Steinem outlines future of feminism, activism

Students, professors and community members packed into Cemex Auditorium on Thursday night to hear Gloria Steinem discuss the future of the feminist movement and to commemorate the 40th anniversary of Ms. Magazine.

Noted feminist Gloria Steinem spoke about gender equality Thursday evening in Cemex Auditorium. (SEAN MORRIS/The Stanford Daily)

 

Steinem focused on the inequalities that still exist between genders while pulling apart myths about activism and calling for the protection of reproductive rights.

 

Over 35 groups, such as the American Studies Program, the Clayman Institute for Gender Research and the Program in Gender Studies, sponsored the talk.

 

Steinem spoke to a crowd that sold out Cemex Auditorium in only three minutes after tickets went on sale. The crowd consisted of women of all ages: from middle school Girl Scout troops to elderly retirees. The audience also included many men.

 

Shelley Fisher Fishkin, director of the American Studies program at Stanford, introduced Steinem.

 

“Ms. Magazine was about enlarging the canvas on which both men and women can paint their lives,” Fisher Fishkin said.

 

Although she is probably best known for her work in the feminist movement in the 1970s, Steinem stated that she did not want to talk about the past.

 

“I want to focus on the future because I live in the future,” she said.

 

Steinem began her speech by describing various myths about the feminist movement.
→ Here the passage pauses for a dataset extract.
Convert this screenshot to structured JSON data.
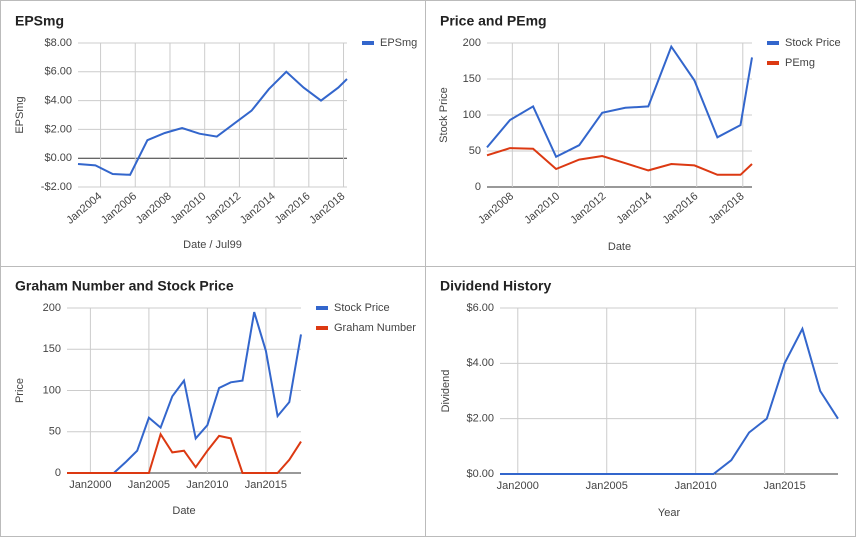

One of these myths was the idea that there are no young feminists or that the feminist movement has become obsolete because we have entered an age of equality.

 

“A reporter once asked me, ‘What are you most proud of?’” Steinem said. “And I said,  ‘I haven’t done it yet.’”

 

“The idea that it [the feminist movement] used to be necessary but not anymore… is just another form of obstructionism,” Steinem said.

 

Another myth that Steinem addressed was that various social justice movements should remain separate.

 

“I think that those of us in social justice movements need to take responsibility for failing to acknowledge links between our groups,” she said.

 

The interconnectedness of various social justice movements, according to Steinem, does not water down their various messages, but rather makes them stronger.

 

“Categories can be the enemies of connection,” she noted.

 

Movements such as the feminist movement, the environmental movement, the gay rights movement and the civil rights movement should acknowledge their commonalities and use them to lobby more powerfully, Steinem said.

 

“We need to move from dependence to independence to interdependence.”

 

Steinem expressed her belief that social movements must “overcome these crazy categories of race or sexual orientation or class.”

 

She also stressed the importance of reproductive freedom saying that “all movements are damaged when reproductive freedom is taken away.”

 

According to Steinem, “cults of masculinity and femininity grew” out of men taking away reproductive rights from women.

 

She was particularly bothered by the efforts of certain groups in the United States who are trying to curtail women’s reproductive rights.

 

“Backlash against reproductive freedom which, in essence, is an attempt to nationalize women’s bodies,” Steinem said is a sign of the troubling times she observes today.

 

“We have a right to be worried,” she said. “I think we live in a very scary time in our country right now.”

 

The situation, however, is not without hope.

 

“This is a time of maximum danger… and also we have to understand that we are not going to stop [organizing] because this country is about to be free,” she said.

 

Following the speech was a question and answer session with the audience. Steinem encouraged audience members with both questions and potential answers to share their thoughts.

 

Sally Lieber spoke about organizing efforts for her campaign for California State Senate. Lieber stated that she was inspired to run by the unequal number of female representatives in American government.

 

Organizers from a hotel workers labor union told Steinem that two housekeepers from the Santa Clara Hyatt were recently fired for complaining to upper management about pictures of housekeepers wearing bikinis that were posted on an employee bulletin board.

 

When asked by audience members how to inspire others to action, Steinem replied, “I think what works in all movements is true stories. Each person telling what happened to them and sharing it with others who thought it had only happened to them.”

 

“It is the stories that get us out onto the street and get us into physical action,” she added. “Fear is contagious, courage is contagious, humor is contagious.”

 

Audience members seemed won over by Steinem’s sincerity and humor.

 

Kathryn Green, a resident of Los Altos Hills, said that she was amazed at Steinem’s ability to be “knowledgeable on a huge variety of topics and be able to still affect people’s lives.”

 

Marianne Cooper, a research associate at the Clayman Institute, said Steinem was “amazing, inspiring and insightful.”

 

“[Steinem] is reinvigorating a lot of people’s sense of how to change things,” Cooper added.

 

Steinem offered the audience her philosophy on how to change the state of the world: “The answer is still blowing in the wind, but we must not just hold our fingers to the wind; we must become the wind.”